My suggested solution is Internet-delivered cognitive behavioral therapy (iCBT), a series of modules delivered via the Internet (or CD-ROM) that serves as a treatment for mental illness. More colloquially, iCBT is a series of lessons on a computer that can stand in place of an actual therapist. It can be delivered with varying levels of support, which can be broadly divided into guided and unguided iCBT. At the highest level of support, iCBT can be therapist guided. Guidance – usually consisting of encouragement rather than clinical advice – can also be provided by a trained technician and is typically given over the phone or via e-mail. Unguided iCBT is fully automated and involves no human contact, whether in person, over the phone, or via personalized e-mails. Unguided iCBT can involve fully automated reminders, or it can include no reminders of any kind throughout the duration of treatment. The range of guidance options offered by iCBT, from least to most, are unguided with no reminders, unguided with reminders, guided with support from a technician, and guidance with advice from a clinician. 

ICBT circumvents many of the aforementioned barriers to treatment. Internet delivery ensures wide distribution and ease of access, and its inherent privacy, convenience, and immediacy negate the respective effects of stigma, inconvenience, and long waiting lists. Because of the reduced amount of time required with a therapist, or in some cases the lack of a therapist altogether, iCBT is incredibly cost effective and avoids indirect costs such as time taken off work and spent in transport. It also offers patients a level of treatment fidelity that otherwise could only be achieved with medication—and as with pharmaceuticals, what’s on the label is in the treatment.
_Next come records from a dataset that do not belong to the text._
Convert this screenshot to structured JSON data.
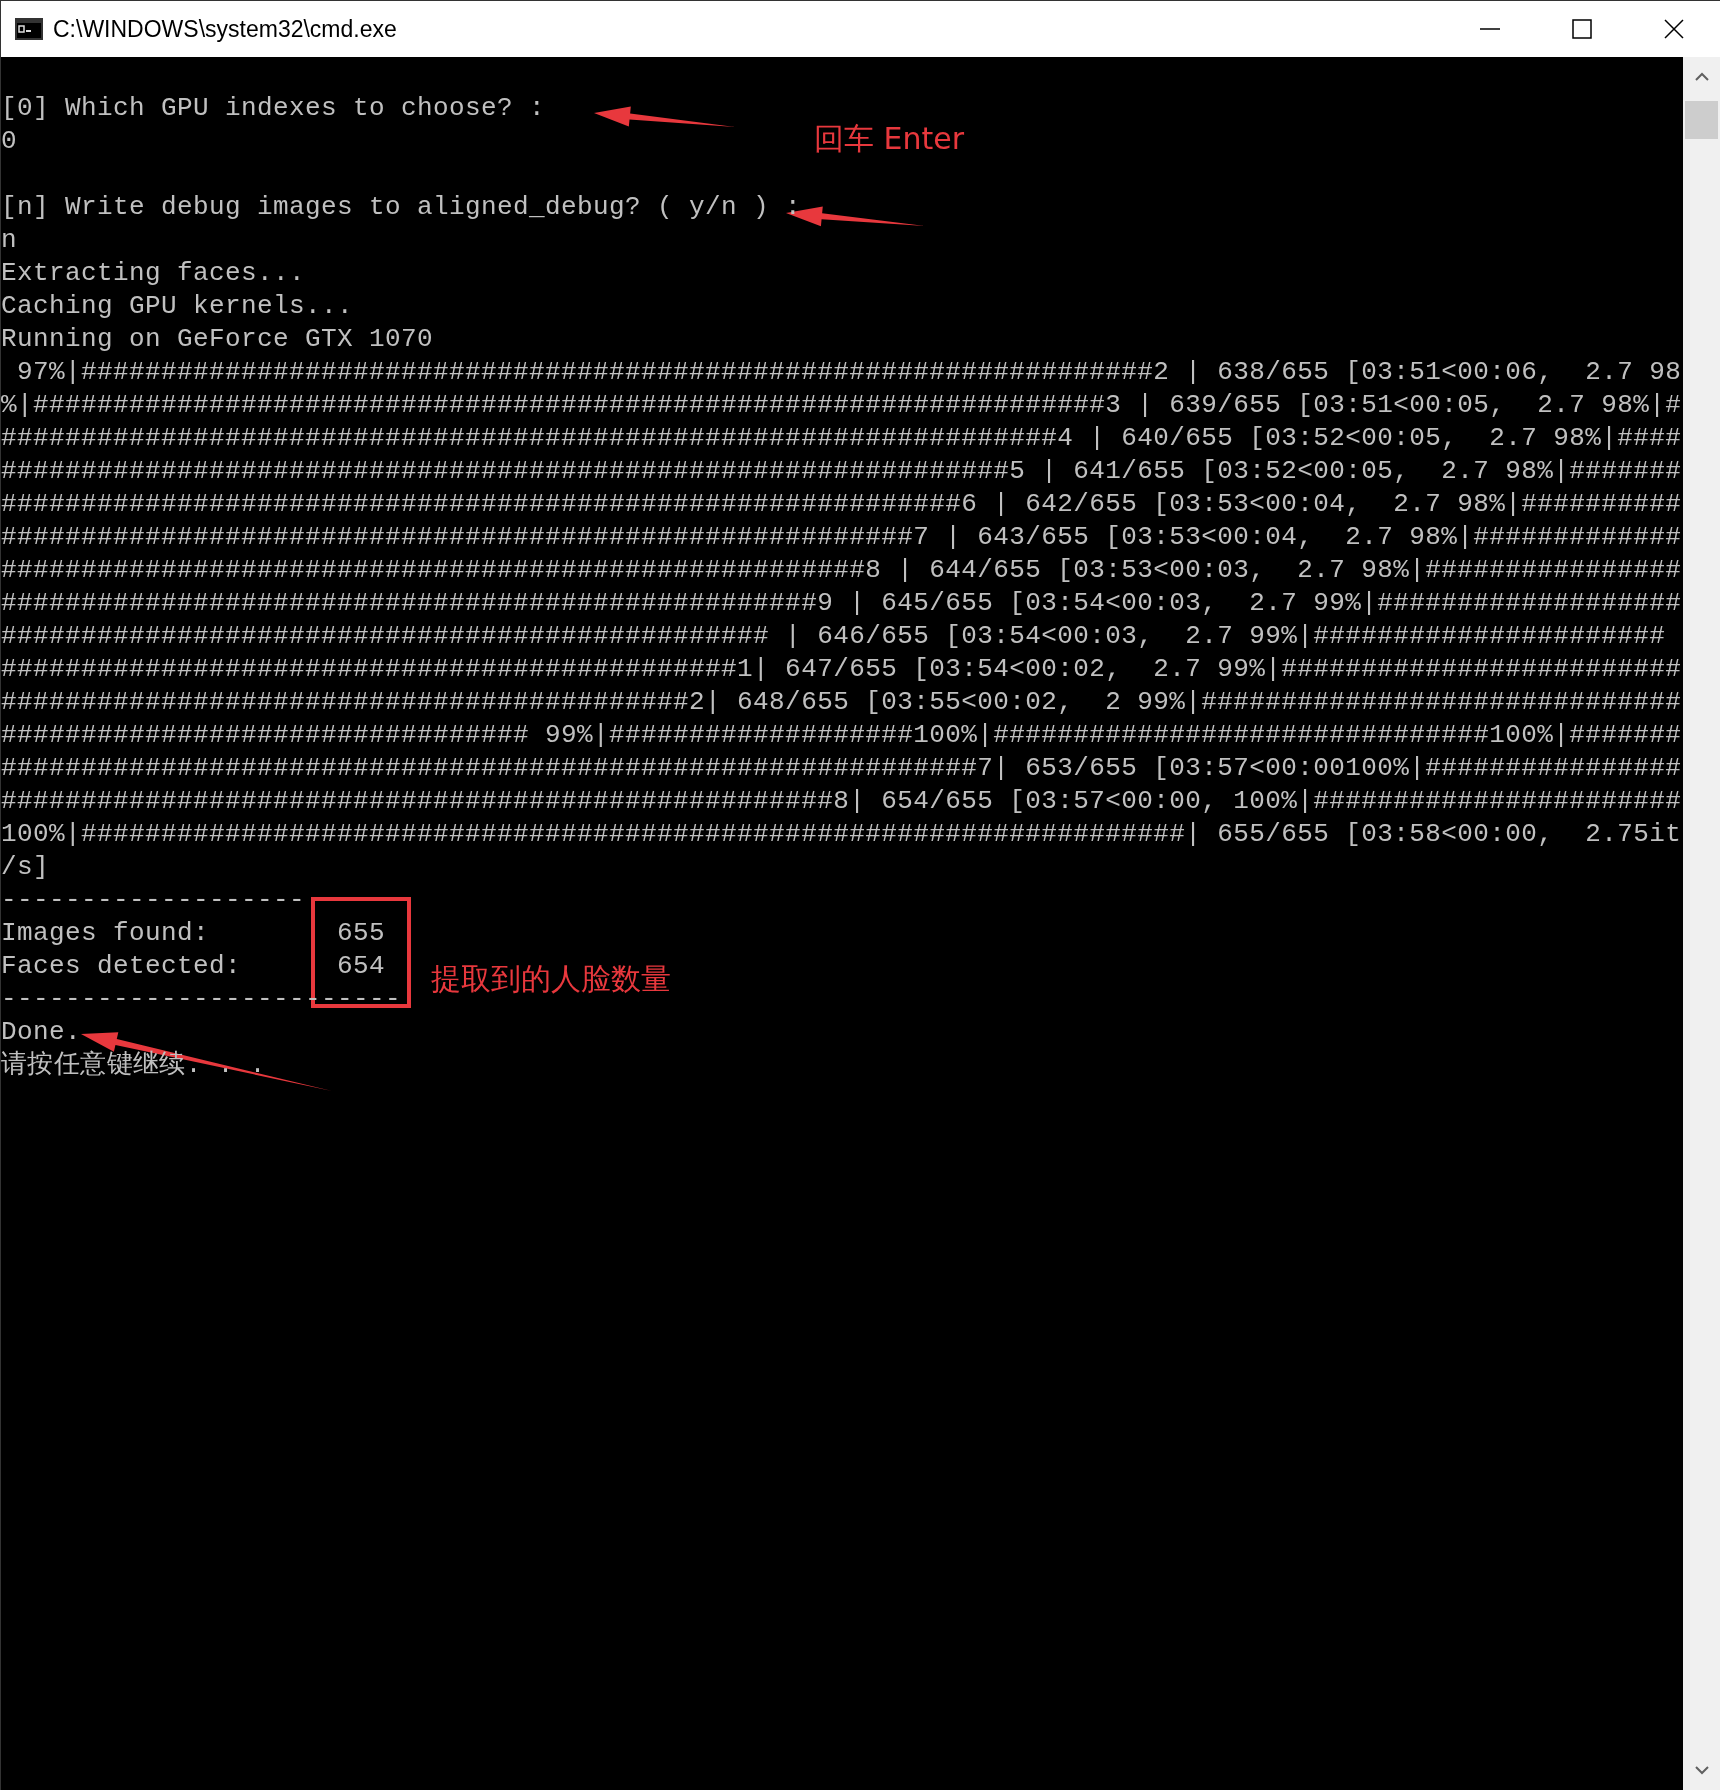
{
  "window": {
    "title": "C:\\WINDOWS\\system32\\cmd.exe"
  },
  "console": {
    "blocks": [
      [
        "[0] Which GPU indexes to choose? :",
        "0"
      ],
      [
        "[n] Write debug images to aligned_debug? ( y/n ) :",
        "n",
        "Extracting faces...",
        "Caching GPU kernels...",
        "Running on GeForce GTX 1070",
        " 97%|###################################################################2 | 638/655 [03:51<00:06,  2.7 98",
        "%|###################################################################3 | 639/655 [03:51<00:05,  2.7 98%|#",
        "##################################################################4 | 640/655 [03:52<00:05,  2.7 98%|####",
        "###############################################################5 | 641/655 [03:52<00:05,  2.7 98%|#######",
        "############################################################6 | 642/655 [03:53<00:04,  2.7 98%|##########",
        "#########################################################7 | 643/655 [03:53<00:04,  2.7 98%|#############",
        "######################################################8 | 644/655 [03:53<00:03,  2.7 98%|################",
        "###################################################9 | 645/655 [03:54<00:03,  2.7 99%|###################",
        "################################################ | 646/655 [03:54<00:03,  2.7 99%|######################",
        "##############################################1| 647/655 [03:54<00:02,  2.7 99%|#########################",
        "###########################################2| 648/655 [03:55<00:02,  2 99%|##############################",
        "################################# 99%|###################100%|###############################100%|#######",
        "#############################################################7| 653/655 [03:57<00:00100%|################",
        "####################################################8| 654/655 [03:57<00:00, 100%|#######################",
        "100%|#####################################################################| 655/655 [03:58<00:00,  2.75it",
        "/s]",
        "-------------------",
        "Images found:        655",
        "Faces detected:      654",
        "-------------------------",
        "Done.",
        "请按任意键继续. . ."
      ]
    ]
  },
  "annotations": {
    "labels": [
      "回车 Enter",
      "提取到的人脸数量"
    ]
  }
}
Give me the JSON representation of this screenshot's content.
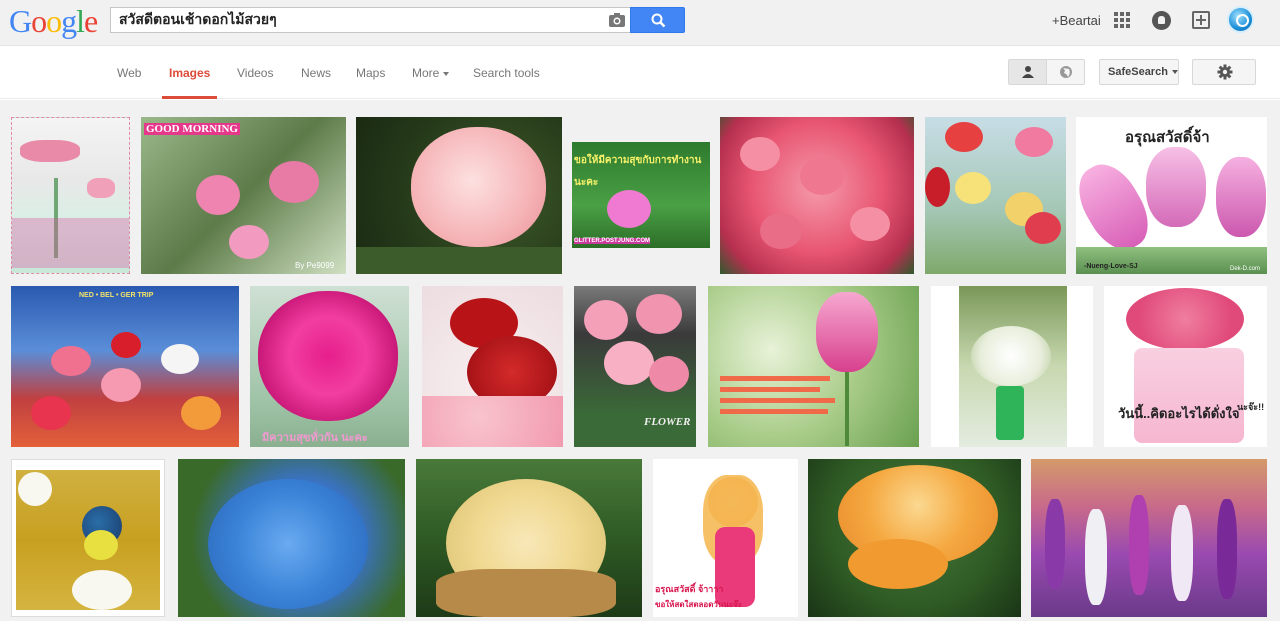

The nature and low cost of iCBT, moreover, mean that the therapy offers an unparalleled degree of scalability. The benefits of iCBT are best realized with unguided, fully automated self-help interventions that require no clinician support. 

ICBT is a useful treatment for depression, for which it is comparable in effect to face-to-face treatment. In trials of one high-quality, independently replicated online treatment program, 80% of patients improved, and 60% improved to the point of being free from the disorder in question. In the more successful and innovative iCBT programs, patients are presented with an illustrated story about a person seeking treatment. Participants follow the character’s progress with a clinical psychologist as the character learns to manage his or her symptoms, and as such, participants too learn to manage their own symptoms in the process. These courses can be translated into many languages, downloaded onto almost any electronic device, or used via CD-ROM. It will be a while before quality-assured psychiatrists and therapists are accessible to everyone, no matter where the people needing such services live. But in the interim, we should strive to provide access to another quality-assured, convenient, cost-effective solution so that people don’t have to suffer without treatment. 

There is a high prevalence of mental illness globally but low rates of treatment uptake. This has debilitating effects on the individual and puts a large economic strain on the global economy. Traditional face-to-face CBT is unavailable to those of low socioeconomic status and with scarce time and limited access to trained mental health professionals. Long waiting lists, inconvenience, and stigma also contribute to a reluctance to seek treatment. ICBT affords privacy and convenience along with immediacy, quality, and fidelity of treatment. Evidence has shown that iCBT is effective and scalable for populations throughout the world.

For too long, global leaders have treated health as a purely physical construct and assumed that targeting communicable diseases would be enough. They have ignored the plight of the mentally ill, particularly those who live in poverty. In doing so, leaders have contributed to the astronomical economic effect of untreated mental illness. Today, technology, aided by the Internet, has an unparalleled reach into every corner of the world. It is now easier to bring computers and tablets into a community than it is to bring a posse of trained mental health professionals. Global leaders should capitalize on having such useful technology at their fingertips and help reduce the burden of mental illness across the world.